In an attempt to save myself from a life of regret and human waste, I relinquished all my worldly possessions and all control. I packed a 40-pound suitcase and left my wife with everything. There could not be any excuse to turn back – not my prescriptions, not even a single piece of furniture. There would be no safety net as I would surrender to the higher forces of nature. It was a harrowing, ego-shattering, and yet, intensely spiritual experience. I left behind all my crutches and dependencies the day electricity was returned to our building post-Sandy. I left after spending a full week alone with my cheating wife in darkness (and hot-waterless) in our otherwise posh East Village apartment. I left, her, for the third and final time that year on the grounds of irreparable broken trust and suspicions of infidelity. I finally had faith in my gut and the insistence from my cats telling me to leave. So, with little more than the clothes on my back, I fled to my family in Las Vegas, then to family in Los Angeles, then to Burning Man and finally back home to Queens, where I was brought up. I was the prodigal son who had returned to my aging parents, made weak by time and fate, but still strong in will.

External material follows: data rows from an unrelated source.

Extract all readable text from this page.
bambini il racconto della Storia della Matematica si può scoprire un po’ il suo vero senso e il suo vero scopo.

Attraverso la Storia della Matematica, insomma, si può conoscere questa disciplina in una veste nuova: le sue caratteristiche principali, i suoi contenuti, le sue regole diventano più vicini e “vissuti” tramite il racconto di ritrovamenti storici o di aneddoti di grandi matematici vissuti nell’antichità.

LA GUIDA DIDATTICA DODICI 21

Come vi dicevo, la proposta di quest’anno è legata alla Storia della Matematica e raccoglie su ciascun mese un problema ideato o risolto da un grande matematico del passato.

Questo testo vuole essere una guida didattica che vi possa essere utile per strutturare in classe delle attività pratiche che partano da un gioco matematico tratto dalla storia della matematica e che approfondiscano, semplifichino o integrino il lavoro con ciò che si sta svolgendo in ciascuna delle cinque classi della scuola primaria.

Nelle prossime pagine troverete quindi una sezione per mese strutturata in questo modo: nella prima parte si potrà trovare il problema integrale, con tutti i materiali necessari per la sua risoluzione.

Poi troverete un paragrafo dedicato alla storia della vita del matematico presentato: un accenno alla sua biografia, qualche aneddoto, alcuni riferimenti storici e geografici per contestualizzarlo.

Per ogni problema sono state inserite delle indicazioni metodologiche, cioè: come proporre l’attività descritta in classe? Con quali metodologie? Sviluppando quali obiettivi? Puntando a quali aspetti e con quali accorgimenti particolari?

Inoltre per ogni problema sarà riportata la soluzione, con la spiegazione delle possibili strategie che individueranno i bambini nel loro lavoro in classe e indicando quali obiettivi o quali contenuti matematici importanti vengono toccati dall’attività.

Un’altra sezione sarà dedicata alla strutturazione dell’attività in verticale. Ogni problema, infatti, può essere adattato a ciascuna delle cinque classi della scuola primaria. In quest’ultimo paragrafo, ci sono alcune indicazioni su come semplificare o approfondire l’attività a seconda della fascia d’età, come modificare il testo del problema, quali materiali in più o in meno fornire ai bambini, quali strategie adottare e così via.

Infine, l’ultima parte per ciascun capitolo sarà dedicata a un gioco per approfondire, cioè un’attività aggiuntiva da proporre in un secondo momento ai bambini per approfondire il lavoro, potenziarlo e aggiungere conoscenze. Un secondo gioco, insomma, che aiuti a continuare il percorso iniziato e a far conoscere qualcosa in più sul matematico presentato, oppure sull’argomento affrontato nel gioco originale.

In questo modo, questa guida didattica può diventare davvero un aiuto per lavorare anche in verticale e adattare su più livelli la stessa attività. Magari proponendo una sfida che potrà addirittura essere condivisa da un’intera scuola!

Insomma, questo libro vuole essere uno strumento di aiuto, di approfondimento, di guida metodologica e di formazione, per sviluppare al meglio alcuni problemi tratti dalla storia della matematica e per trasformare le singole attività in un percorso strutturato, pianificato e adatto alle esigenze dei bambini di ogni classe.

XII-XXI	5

Now it is my will, guided by higher forces that I have yet to know how to explain, that has evolved into something far greater than me. My will brought me to sacrifice materiality for the chance to get one step closer to a spiritual inner world where I could finally embrace my shadow. My will healed me through a faithful commitment to proper nutrition. My will guided me to the revelation of altruistic enterprise as I selflessly and proactively share my knowledge of web programming and technology with others less fortunate. And as I tap into the higher forces of my will, I am able to sow my emotions rather than suppress, circumvent or ignore them. My emotions are now my high-octane fuel, my boon, as an actor.
So now as I contemplate how I should conclude the next iteration of my “Personal Statement”, I can truly say that I am grateful for the emotional blocks which led me down a winding, wayward path and helped me to rediscover and reinstill my spirituality with seemingly methodical precision. I have an overwhelming desire to express how the divinity of this mysteriously gracious universe has granted me the gift of self-expression. I have realized the artist in my DNA and I am wholly steadfast in my commitment to the craft of Acting. In my newfound endeavor, I seek only peace and friendship, to act if I am called upon, to be taught if I am fortunate. I know that I am but a single organism in a vastly intelligent and interconnected network and it is with humility and hope that I ask for your acceptance into your acting program.